I should have probably started with such high level analysis long time ago. Let’s have a look at the hourly activity on Wikipedia. Regardless of the pages that are views, I will cound only total number of page views for given language.
Of course there is a natural pattern here — low activity at night, rising in the morining, often very high in the evening and then rapidly falling at night:
This chart looks similar for other languages (of course it’s shifted according to time zone). Have a look at the top 20 languages here:
but I also found something interesting. In some languages the morning peak is higher than the evening (in German, French), whereas in other versions evening tends to be the most active part of the day. Compare the German and Polish usage:
I wondered if this information is somehow related to economy (and innovation). The idea is that the more developed economy, the more people have computers at work and more likely they have a chance to use Wikipedia (at least occasionally) during the working hours.

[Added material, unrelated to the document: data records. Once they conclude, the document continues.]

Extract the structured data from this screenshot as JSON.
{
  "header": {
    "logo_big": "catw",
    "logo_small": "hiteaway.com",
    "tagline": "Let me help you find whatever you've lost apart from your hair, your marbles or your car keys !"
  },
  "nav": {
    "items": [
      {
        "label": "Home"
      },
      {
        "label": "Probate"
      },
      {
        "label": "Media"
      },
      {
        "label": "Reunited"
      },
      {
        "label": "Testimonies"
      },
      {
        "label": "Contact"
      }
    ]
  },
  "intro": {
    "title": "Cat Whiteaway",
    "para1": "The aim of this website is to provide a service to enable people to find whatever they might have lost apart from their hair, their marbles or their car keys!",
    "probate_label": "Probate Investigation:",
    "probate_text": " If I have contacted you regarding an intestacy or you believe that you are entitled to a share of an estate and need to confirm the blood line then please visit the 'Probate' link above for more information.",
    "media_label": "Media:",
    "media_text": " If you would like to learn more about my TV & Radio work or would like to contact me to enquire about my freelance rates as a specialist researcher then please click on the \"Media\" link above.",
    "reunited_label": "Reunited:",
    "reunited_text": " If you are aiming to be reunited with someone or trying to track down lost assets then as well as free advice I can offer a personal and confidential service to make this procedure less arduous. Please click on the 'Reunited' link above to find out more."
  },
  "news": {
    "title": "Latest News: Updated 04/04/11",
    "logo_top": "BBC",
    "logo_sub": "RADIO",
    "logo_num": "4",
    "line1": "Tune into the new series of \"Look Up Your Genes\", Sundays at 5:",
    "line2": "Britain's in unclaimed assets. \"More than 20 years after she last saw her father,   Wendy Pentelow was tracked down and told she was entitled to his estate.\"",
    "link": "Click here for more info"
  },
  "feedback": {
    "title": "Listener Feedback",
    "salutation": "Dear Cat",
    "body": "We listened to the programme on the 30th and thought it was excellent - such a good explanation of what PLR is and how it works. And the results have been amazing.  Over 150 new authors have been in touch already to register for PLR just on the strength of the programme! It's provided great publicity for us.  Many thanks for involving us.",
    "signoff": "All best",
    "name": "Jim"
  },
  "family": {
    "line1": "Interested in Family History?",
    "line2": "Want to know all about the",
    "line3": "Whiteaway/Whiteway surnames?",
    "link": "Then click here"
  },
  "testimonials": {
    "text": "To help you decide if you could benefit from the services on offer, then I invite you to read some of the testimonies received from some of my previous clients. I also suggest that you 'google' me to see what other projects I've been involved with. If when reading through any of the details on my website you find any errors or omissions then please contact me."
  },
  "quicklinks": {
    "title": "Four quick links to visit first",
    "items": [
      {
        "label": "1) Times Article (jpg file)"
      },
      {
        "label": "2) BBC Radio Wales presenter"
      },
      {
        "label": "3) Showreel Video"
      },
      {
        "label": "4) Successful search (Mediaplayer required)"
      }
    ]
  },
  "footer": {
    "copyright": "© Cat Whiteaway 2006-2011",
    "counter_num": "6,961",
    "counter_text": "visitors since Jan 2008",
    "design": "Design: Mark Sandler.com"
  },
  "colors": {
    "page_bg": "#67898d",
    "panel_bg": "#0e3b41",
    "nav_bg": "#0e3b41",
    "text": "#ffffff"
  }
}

So, let’s define an ‘development index’: number of page views in the morning/afternoon
divided by the number page views in the evening. If it’s greater than 1 it means that more people are reading Wikipedia at work (and more people have
access to computer at work). Values less than 1 means that evening peak is higher
then the mid-day activity.
Here are couple of histograms of daily values of that index. As you can see there are some differences between languages:
When we compute the median of that index for working days in October 2014
we get the following results:
language median_wo_ev 1 Danish 1.4644229 2 Swedish 1.1960350 3 German 1.1201231 4 Dutch 1.0835982 5 Finnish 1.0086898 6 Bulgarian 0.9856515 7 Estonian 0.9601560 8 Croatian 0.9589306 9 Hebrew 0.9440924 10 Slovenian 0.9340174 11 Slovak 0.8924316 12 Greek 0.8602185 13 Czech 0.8599650 14 Italian 0.8527528 15 Russian 0.8389076 16 Turkish 0.8227695 17 Polish 0.7927831 18 Romanian 0.7377419 19 Ukrainian 0.7046982
Generally, it meets my expectations. Rich countries from Western Europe (old EU) tend to have higher values of the index, new EU member states and other Eastern Europe countries share lower values. Of course the method is limited only to languages that are used locally in one country.
Let’s compare now this index with GDP per capita. For those two measures correlation coefficient is quite high:
And here is the index value plotted against GDP per capita (from CIA factbook: GDP – per capita (PPP)):
With some exceptions you can see that generally the higher GDP per capita, the higher number of page views on Wikipedia in the morning when compared to the evening activity.
I think that’s interesting, because were are able to estimate some economics figures just using page view patterns.